Docs needed by DREAMers for RPI status without DACA approval

Based on my understanding of how the legalization process works for other similar visas issued by the US Government, here is a tentative list of documents that you may start to compile, so that when the USCIS starts accepting visa applications, all you need to do is to fill the application.  Remember that if you are a DREAMer with DACA approval in hand the list of documents needed is quite different.

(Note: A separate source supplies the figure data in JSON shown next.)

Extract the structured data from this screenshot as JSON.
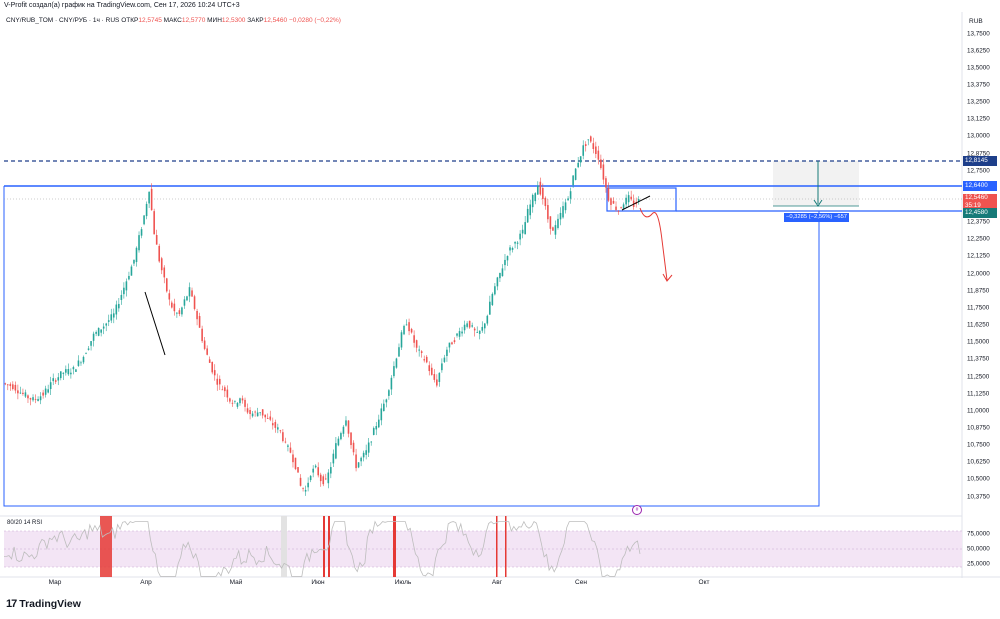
{
  "header": {
    "credit": "V-Profit создал(а) график на TradingView.com, Сен 17, 2026 10:24 UTC+3",
    "symbol": "CNY/RUB_TOM · CNY/РУБ · 1ч · RUS",
    "open_label": "ОТКР",
    "open_value": "12,5745",
    "high_label": "МАКС",
    "high_value": "12,5770",
    "low_label": "МИН",
    "low_value": "12,5300",
    "close_label": "ЗАКР",
    "close_value": "12,5460",
    "change": "−0,0280 (−0,22%)"
  },
  "currency": "RUB",
  "price_tags": {
    "dashed_level": "12,8145",
    "resistance": "12,6400",
    "last_price": "12,5460",
    "countdown": "35:19",
    "support": "12,4580"
  },
  "measure_label": "−0,3285 (−2,56%) −657",
  "marker_label": "#",
  "rsi": {
    "label": "80/20 14 RSI",
    "ticks": [
      "75,0000",
      "50,0000",
      "25,0000"
    ]
  },
  "logo": {
    "mark": "17",
    "text": "TradingView"
  },
  "colors": {
    "up": "#26a69a",
    "down": "#ef5350",
    "level_blue": "#2962ff",
    "dashed_blue": "#1e3f8a",
    "rsi_band": "#f3e5f5",
    "annotation": "#e53935"
  },
  "chart_data": {
    "type": "candlestick",
    "ylabel": "RUB",
    "y_ticks": [
      "13,7500",
      "13,6250",
      "13,5000",
      "13,3750",
      "13,2500",
      "13,1250",
      "13,0000",
      "12,8750",
      "12,7500",
      "12,6250",
      "12,5000",
      "12,3750",
      "12,2500",
      "12,1250",
      "12,0000",
      "11,8750",
      "11,7500",
      "11,6250",
      "11,5000",
      "11,3750",
      "11,2500",
      "11,1250",
      "11,0000",
      "10,8750",
      "10,7500",
      "10,6250",
      "10,5000",
      "10,3750"
    ],
    "ylim": [
      10.32,
      13.8
    ],
    "x_ticks": [
      "Мар",
      "Апр",
      "Май",
      "Июн",
      "Июль",
      "Авг",
      "Сен",
      "Окт"
    ],
    "price_path": [
      [
        0,
        11.2
      ],
      [
        4,
        11.18
      ],
      [
        8,
        11.12
      ],
      [
        12,
        11.08
      ],
      [
        16,
        11.12
      ],
      [
        20,
        11.22
      ],
      [
        24,
        11.28
      ],
      [
        28,
        11.3
      ],
      [
        32,
        11.4
      ],
      [
        36,
        11.55
      ],
      [
        40,
        11.62
      ],
      [
        44,
        11.7
      ],
      [
        48,
        11.9
      ],
      [
        52,
        12.1
      ],
      [
        56,
        12.42
      ],
      [
        58,
        12.62
      ],
      [
        60,
        12.3
      ],
      [
        62,
        12.1
      ],
      [
        64,
        11.95
      ],
      [
        66,
        11.8
      ],
      [
        68,
        11.72
      ],
      [
        70,
        11.7
      ],
      [
        72,
        11.8
      ],
      [
        74,
        11.88
      ],
      [
        76,
        11.75
      ],
      [
        78,
        11.6
      ],
      [
        80,
        11.45
      ],
      [
        82,
        11.35
      ],
      [
        84,
        11.25
      ],
      [
        86,
        11.18
      ],
      [
        88,
        11.15
      ],
      [
        90,
        11.08
      ],
      [
        92,
        11.05
      ],
      [
        94,
        11.1
      ],
      [
        96,
        11.02
      ],
      [
        98,
        10.98
      ],
      [
        100,
        10.98
      ],
      [
        102,
        11.0
      ],
      [
        104,
        10.95
      ],
      [
        106,
        10.92
      ],
      [
        108,
        10.88
      ],
      [
        110,
        10.85
      ],
      [
        112,
        10.75
      ],
      [
        114,
        10.7
      ],
      [
        116,
        10.6
      ],
      [
        118,
        10.45
      ],
      [
        120,
        10.42
      ],
      [
        122,
        10.55
      ],
      [
        124,
        10.58
      ],
      [
        126,
        10.5
      ],
      [
        128,
        10.48
      ],
      [
        130,
        10.6
      ],
      [
        132,
        10.75
      ],
      [
        134,
        10.85
      ],
      [
        136,
        10.95
      ],
      [
        138,
        10.75
      ],
      [
        140,
        10.6
      ],
      [
        142,
        10.65
      ],
      [
        144,
        10.7
      ],
      [
        146,
        10.8
      ],
      [
        148,
        10.9
      ],
      [
        150,
        11.0
      ],
      [
        152,
        11.1
      ],
      [
        154,
        11.25
      ],
      [
        156,
        11.4
      ],
      [
        158,
        11.55
      ],
      [
        160,
        11.65
      ],
      [
        162,
        11.55
      ],
      [
        164,
        11.45
      ],
      [
        166,
        11.4
      ],
      [
        168,
        11.35
      ],
      [
        170,
        11.25
      ],
      [
        172,
        11.2
      ],
      [
        174,
        11.35
      ],
      [
        176,
        11.45
      ],
      [
        178,
        11.5
      ],
      [
        180,
        11.55
      ],
      [
        182,
        11.6
      ],
      [
        184,
        11.65
      ],
      [
        186,
        11.6
      ],
      [
        188,
        11.55
      ],
      [
        190,
        11.6
      ],
      [
        192,
        11.7
      ],
      [
        194,
        11.85
      ],
      [
        196,
        11.95
      ],
      [
        198,
        12.05
      ],
      [
        200,
        12.15
      ],
      [
        202,
        12.2
      ],
      [
        204,
        12.25
      ],
      [
        206,
        12.3
      ],
      [
        208,
        12.45
      ],
      [
        210,
        12.55
      ],
      [
        212,
        12.65
      ],
      [
        214,
        12.55
      ],
      [
        216,
        12.4
      ],
      [
        218,
        12.3
      ],
      [
        220,
        12.38
      ],
      [
        222,
        12.48
      ],
      [
        224,
        12.55
      ],
      [
        226,
        12.7
      ],
      [
        228,
        12.82
      ],
      [
        230,
        12.92
      ],
      [
        232,
        12.98
      ],
      [
        234,
        12.92
      ],
      [
        236,
        12.85
      ],
      [
        238,
        12.7
      ],
      [
        240,
        12.55
      ],
      [
        242,
        12.5
      ],
      [
        244,
        12.46
      ],
      [
        246,
        12.52
      ],
      [
        248,
        12.55
      ],
      [
        250,
        12.5
      ],
      [
        252,
        12.53
      ]
    ],
    "levels": {
      "dashed": 12.8145,
      "resistance": 12.64,
      "last": 12.546,
      "support": 12.458
    }
  }
}
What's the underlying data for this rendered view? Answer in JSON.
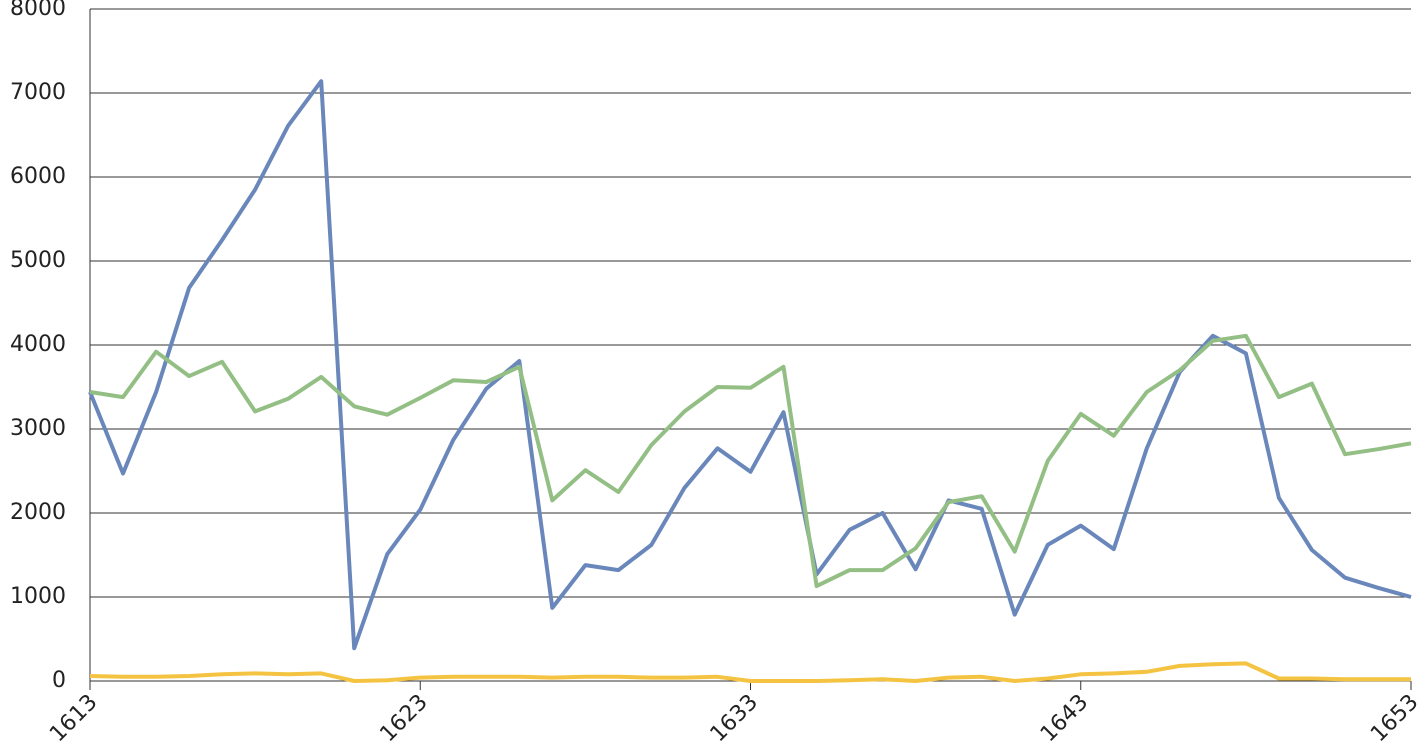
{
  "chart_data": {
    "type": "line",
    "x": [
      1613,
      1614,
      1615,
      1616,
      1617,
      1618,
      1619,
      1620,
      1621,
      1622,
      1623,
      1624,
      1625,
      1626,
      1627,
      1628,
      1629,
      1630,
      1631,
      1632,
      1633,
      1634,
      1635,
      1636,
      1637,
      1638,
      1639,
      1640,
      1641,
      1642,
      1643,
      1644,
      1645,
      1646,
      1647,
      1648,
      1649,
      1650,
      1651,
      1652,
      1653
    ],
    "series": [
      {
        "color": "#6a87bb",
        "values": [
          3440,
          2470,
          3440,
          4680,
          5250,
          5850,
          6610,
          7140,
          390,
          1510,
          2040,
          2870,
          3480,
          3810,
          870,
          1380,
          1320,
          1620,
          2300,
          2770,
          2490,
          3200,
          1270,
          1800,
          2000,
          1330,
          2150,
          2050,
          790,
          1620,
          1850,
          1570,
          2770,
          3680,
          4110,
          3900,
          2180,
          1560,
          1230,
          1110,
          1000
        ]
      },
      {
        "color": "#93bf85",
        "values": [
          3440,
          3380,
          3920,
          3630,
          3800,
          3210,
          3360,
          3620,
          3270,
          3170,
          3370,
          3580,
          3560,
          3740,
          2150,
          2510,
          2250,
          2810,
          3210,
          3500,
          3490,
          3740,
          1130,
          1320,
          1320,
          1580,
          2130,
          2200,
          1540,
          2620,
          3180,
          2920,
          3440,
          3700,
          4050,
          4110,
          3380,
          3540,
          2700,
          2760,
          2830
        ]
      },
      {
        "color": "#f5c342",
        "values": [
          60,
          50,
          50,
          60,
          80,
          90,
          80,
          90,
          0,
          10,
          40,
          50,
          50,
          50,
          40,
          50,
          50,
          40,
          40,
          50,
          0,
          0,
          0,
          10,
          20,
          0,
          40,
          50,
          0,
          30,
          80,
          90,
          110,
          180,
          200,
          210,
          30,
          30,
          20,
          20,
          20
        ]
      }
    ],
    "xlim": [
      1613,
      1653
    ],
    "xticks": [
      1613,
      1623,
      1633,
      1643,
      1653
    ],
    "ylim": [
      0,
      8000
    ],
    "yticks": [
      0,
      1000,
      2000,
      3000,
      4000,
      5000,
      6000,
      7000,
      8000
    ],
    "grid": true
  }
}
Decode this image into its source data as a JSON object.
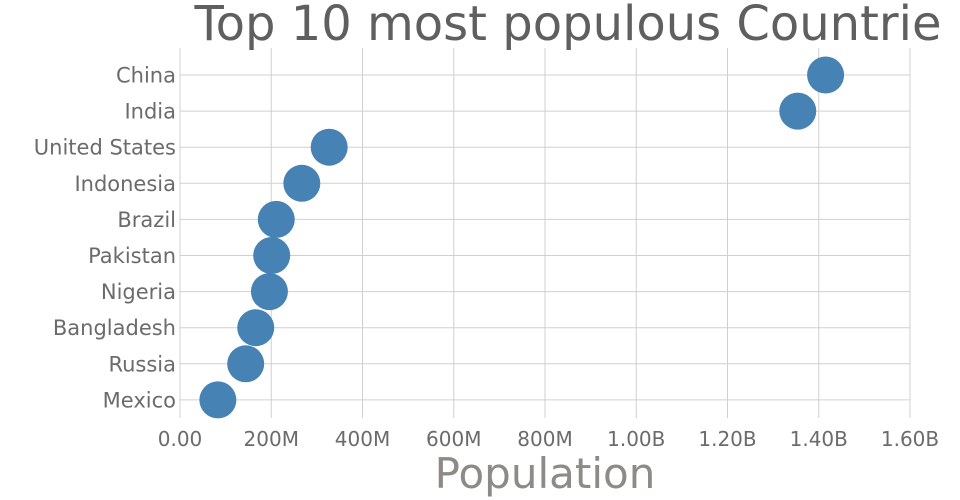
{
  "chart_data": {
    "type": "scatter",
    "title": "Top 10 most populous Countrie",
    "xlabel": "Population",
    "ylabel": "",
    "xlim": [
      0,
      1600000000
    ],
    "x_ticks": [
      {
        "value": 0,
        "label": "0.00"
      },
      {
        "value": 200000000,
        "label": "200M"
      },
      {
        "value": 400000000,
        "label": "400M"
      },
      {
        "value": 600000000,
        "label": "600M"
      },
      {
        "value": 800000000,
        "label": "800M"
      },
      {
        "value": 1000000000,
        "label": "1.00B"
      },
      {
        "value": 1200000000,
        "label": "1.20B"
      },
      {
        "value": 1400000000,
        "label": "1.40B"
      },
      {
        "value": 1600000000,
        "label": "1.60B"
      }
    ],
    "categories": [
      "China",
      "India",
      "United States",
      "Indonesia",
      "Brazil",
      "Pakistan",
      "Nigeria",
      "Bangladesh",
      "Russia",
      "Mexico"
    ],
    "values": [
      1415000000,
      1354000000,
      327000000,
      267000000,
      211000000,
      201000000,
      196000000,
      166000000,
      144000000,
      83000000
    ],
    "grid": true,
    "legend": "none",
    "marker_color": "#4682b4"
  }
}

  1. Valid passport.  Since many countries have a broken process of serving their own citizens, and there will be a surge of applications (Mexican DREAMers, take note) in coming months, you should apply for one right away.
  2. Birth certificate.  It might also come handy if you cannot get a passport.
  3. If you have had legal troubles, compile the documents related to the court case.  Approach the attorneys involved in the case or the courts you attended to get copies of the documentation.  DO NOT even think you can hide criminal behavior of any kind because having a criminal background is not as bad as trying to hide it.


     
  4. Proof of all the employment that you have had and the amount of wages that you made in each one of them (W-2 forms for each year should suffice).  Apparently, working illegally, that is, without an authorization to work or working with a fraudulent SSN is not considered a crime in the Obama Immigration Reform, and therefore, it is best to come clean, even if you were paid in cash under the table.
  5. Start saving money to pay for legalization.  There is no penalty for minors and DREAMers, you should still save the money in case you have not filed income taxes, because you will need to pay whatever taxes you owe.
  6. If you came to the USA illegally, meaning entry without inspection (EWI), you will need good  documentation that you came prior to December 31, 2011.  It can be in form of school/work records, immunization record, etc.
  7. If you entered the USA legally with a proper visa, that is, you entered after inspection at an airport or border checkpoint, the passport that you used to enter.  It will be great if you still have the I-94 form that you completed before entry, though, there is no reason to worry, if your passport has a clear stamp indicating the date of entry.
  8. Proof of doing your income taxes with the United States IRS whether done with an ITIN or a fake SS#, as long as the tax documents have your real name.
  9. Proof of continuous presence.  It can be documents related to school/college/work/bank/leases, etc. that show that you did not leave the country and have resided here ever since.